Dopo i continui allarmi per i danni all'agricoltura del luogo e le gravi conseguenze sugli equilibri biologici, ancora nulla si è mosso per ridurre la popolazione dei cervi del Cansiglio, foresta demaniale veneta (tra le province di Belluno, Pordenone e Treviso) inserita nel circuito Natura 2000 (Zps e Sic) in cui è stata esclusa la caccia. Nemmeno il piano di contenimento, deciso già nel 2010, è mai partito, nonostante il diretto intervento della Regione Veneto, che lo scorso anno ha provato a far finalmente partire gli abbattimenti, per sanare quella che era stata definita come una situazione limite, caratterizzata da un numero spropositato di cervi, triplicato negli ultimi 10 anni, a fronte di un piccolo territorio a disposizione. Una situazione insostenibile soprattutto per la salvaguardia di altre specie sia animali che vegetali, visto che i cervi, perennemente alla ricerca di cibo, stanno divorando tutte le nuove piante nate, e causando un graduale impoverimento del bosco.
A fermare il Piano di abbattimento sono stati gli ambientalisti, capitanati da Zanoni, che hanno martellato l'opinione pubblica prospettando un fantomatico tentativo di portare la caccia all'interno dell'area protetta. Evidentemente l'attenzione della stampa ha fatto il resto, e quindi un anno fa la Regione, ancora una volta, è tornata sui propri passi. Il problema, ignorato per qualche mese, si ripropone di nuovo a primavera, con il nuovo ciclo riproduttivo e l'incremento degli esemplari. A chiedere nuovamente l'avvio di misure di contenimento, sono oggi, tra gli altri, tutti i sindaci dell'area protetta, che qualche settimana fa, durante un incontro con l'assessorato regionale Aree protette, hanno ottenuto la promessa di un tavolo tecnico su diverse tematiche, tra cui anche la soluzione per l'eccessiva presenza di cervi che penalizza, tra gli altri, anche gli allevatori. I sindaci chiedono che venga attuato il piano di abbattimento previsto dalla Commissione tecnica e fanno sapere che non accetteranno compromessi come la posa di recinzioni anticervo, "soluzioni inaccettabili che spostano solo il problema fuori dalla foresta, senza risolverlo".
In attesa degli esiti di quel tavolo, intanto la Regione approva una proposta di legge nella quale si propone la possibilità di intervento anche nelle aree protette. Questo il quadro, ancora molto incerto, della situazione. Ma, al solito i cacciatori (che sarebbero, secondo la nuova legge, coinvolti nella gestione straordinaria) sono, loro malgrado, protagonisti di un nuovo attacco. Su alcuni quotidiani veneti le associazioni ecologiste Mountain Wilderness, Ecoistituto del Veneto e Movimento dei consumatori, li accusano non solo di voler a tutti i costi sparare nell'area protetta, ma anche di essere i responsabili dell'eccessiva proliferazione dei cervi, per non averli contenuti al di fuori dell'area protetta.

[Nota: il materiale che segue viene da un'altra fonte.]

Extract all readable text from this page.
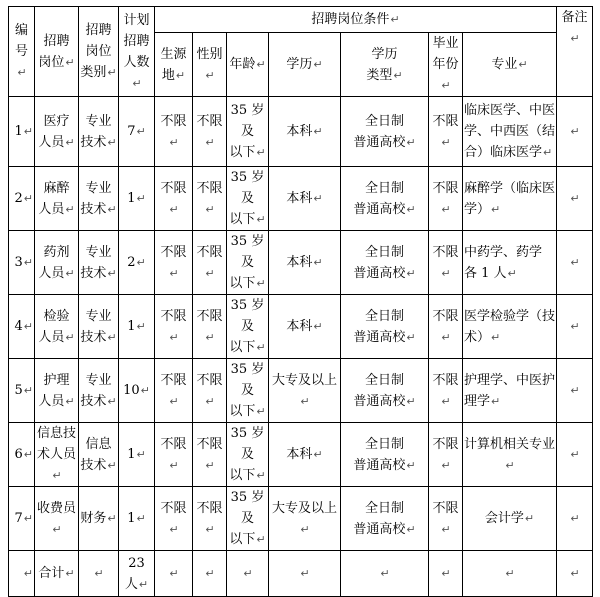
编
号↵	招聘
岗位↵	招聘
岗位
类别↵	计划
招聘
人数↵	招聘岗位条件↵							备注↵
				生源
地↵	性别↵	年龄↵	学历↵	学历
类型↵	毕业
年份↵	专业↵	
1↵	医疗
人员↵	专业
技术↵	7↵	不限↵	不限↵	35 岁及
以下↵	本科↵	全日制
普通高校↵	不限↵	临床医学、中医
学、中西医（结
合）临床医学↵	↵
2↵	麻醉
人员↵	专业
技术↵	1↵	不限↵	不限↵	35 岁及
以下↵	本科↵	全日制
普通高校↵	不限↵	麻醉学（临床医
学）↵	↵
3↵	药剂
人员↵	专业
技术↵	2↵	不限↵	不限↵	35 岁及
以下↵	本科↵	全日制
普通高校↵	不限↵	中药学、药学
各 1 人↵	↵
4↵	检验
人员↵	专业
技术↵	1↵	不限↵	不限↵	35 岁及
以下↵	本科↵	全日制
普通高校↵	不限↵	医学检验学（技
术）↵	↵
5↵	护理
人员↵	专业
技术↵	10↵	不限↵	不限↵	35 岁及
以下↵	大专及以上↵	全日制
普通高校↵	不限↵	护理学、中医护
理学↵	↵
6↵	信息技
术人员↵	信息
技术↵	1↵	不限↵	不限↵	35 岁及
以下↵	本科↵	全日制
普通高校↵	不限↵	计算机相关专业↵	↵
7↵	收费员↵	财务↵	1↵	不限↵	不限↵	35 岁及
以下↵	大专及以上↵	全日制
普通高校↵	不限↵	会计学↵	↵
↵	合计↵	↵	23 人↵	↵	↵	↵	↵	↵	↵	↵	↵
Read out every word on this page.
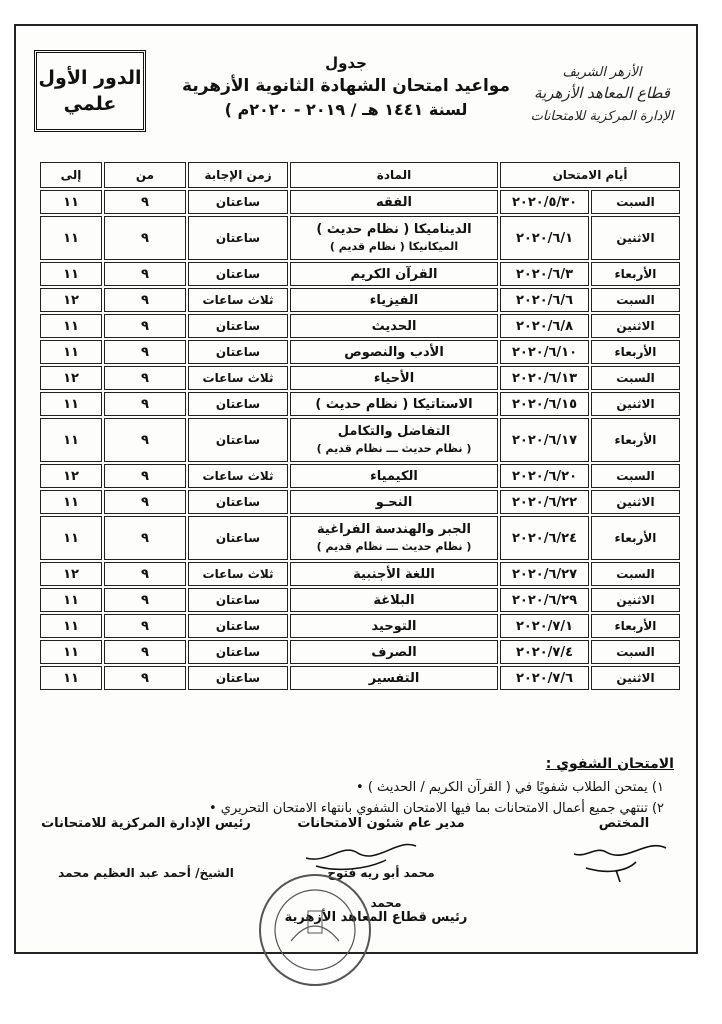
الدور الأول
علمي
جدول
مواعيد امتحان الشهادة الثانوية الأزهرية
لسنة ١٤٤١ هـ / ٢٠١٩ - ٢٠٢٠م )
الأزهر الشريف
قطاع المعاهد الأزهرية
الإدارة المركزية للامتحانات
أيام الامتحان		المادة	زمن الإجابة	من	إلى
السبت	٢٠٢٠/٥/٣٠	الفقه	ساعتان	٩	١١
الاثنين	٢٠٢٠/٦/١	الديناميكا ( نظام حديث )
الميكانيكا ( نظام قديم )	ساعتان	٩	١١
الأربعاء	٢٠٢٠/٦/٣	القرآن الكريم	ساعتان	٩	١١
السبت	٢٠٢٠/٦/٦	الفيزياء	ثلاث ساعات	٩	١٢
الاثنين	٢٠٢٠/٦/٨	الحديث	ساعتان	٩	١١
الأربعاء	٢٠٢٠/٦/١٠	الأدب والنصوص	ساعتان	٩	١١
السبت	٢٠٢٠/٦/١٣	الأحياء	ثلاث ساعات	٩	١٢
الاثنين	٢٠٢٠/٦/١٥	الاستاتيكا ( نظام حديث )	ساعتان	٩	١١
الأربعاء	٢٠٢٠/٦/١٧	التفاضل والتكامل
( نظام حديث ـــ نظام قديم )	ساعتان	٩	١١
السبت	٢٠٢٠/٦/٢٠	الكيمياء	ثلاث ساعات	٩	١٢
الاثنين	٢٠٢٠/٦/٢٢	النحـو	ساعتان	٩	١١
الأربعاء	٢٠٢٠/٦/٢٤	الجبر والهندسة الفراغية
( نظام حديث ـــ نظام قديم )	ساعتان	٩	١١
السبت	٢٠٢٠/٦/٢٧	اللغة الأجنبية	ثلاث ساعات	٩	١٢
الاثنين	٢٠٢٠/٦/٢٩	البلاغة	ساعتان	٩	١١
الأربعاء	٢٠٢٠/٧/١	التوحيد	ساعتان	٩	١١
السبت	٢٠٢٠/٧/٤	الصرف	ساعتان	٩	١١
الاثنين	٢٠٢٠/٧/٦	التفسير	ساعتان	٩	١١
الامتحان الشفوي :
١) يمتحن الطلاب شفويًا في ( القرآن الكريم / الحديث ) •
٢) تنتهي جميع أعمال الامتحانات بما فيها الامتحان الشفوي بانتهاء الامتحان التحريري •
المختص
مدير عام شئون الامتحانات
محمد أبو ريه فتوح
رئيس الإدارة المركزية للامتحانات
الشيخ/ أحمد عبد العظيم محمد
محمد
رئيس قطاع المعاهد الأزهرية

“Sino a trent’anni fa – sostengono gli ecologisti – i cervi in Cansiglio erano qualche decina. Poi, durante il periodo di sofferenza del bosco per l’attacco della mosca defogliatrice, “Cephalcia”, molti alberi debilitati sono caduti sulla rete del recinto di 70 ettari, fra Pian Cansiglio e Valmenera, permettendo a decine di cervi e daini di scappare. Da allora – continua la nota ecologista – i cervi, animali adatti all’ambiente alpino, hanno cominciato ad aumentare, mentre i daini, ungulati da boschi di pianura, sono stati periodicamente decimati dagli inverni più freddi e nevosi”. “La soluzione era semplice – si legge sul Messaggero del Veneto - bisognava aumentare il numero di animali cacciabili fuori dalla foresta, nelle riserve di caccia, come hanno sempre sostenuto gli ecologisti e il presidente della Lega abolizione caccia del Veneto”. Ma come, si contesta colpo su colpo la caccia, perchè sarebbe inutile e addirittura dannosa, e poi si accusano i cacciatori di non aver cacciato abbastanza? Qualcuno forse ha paura di perdere il dominio sul proprio orticello?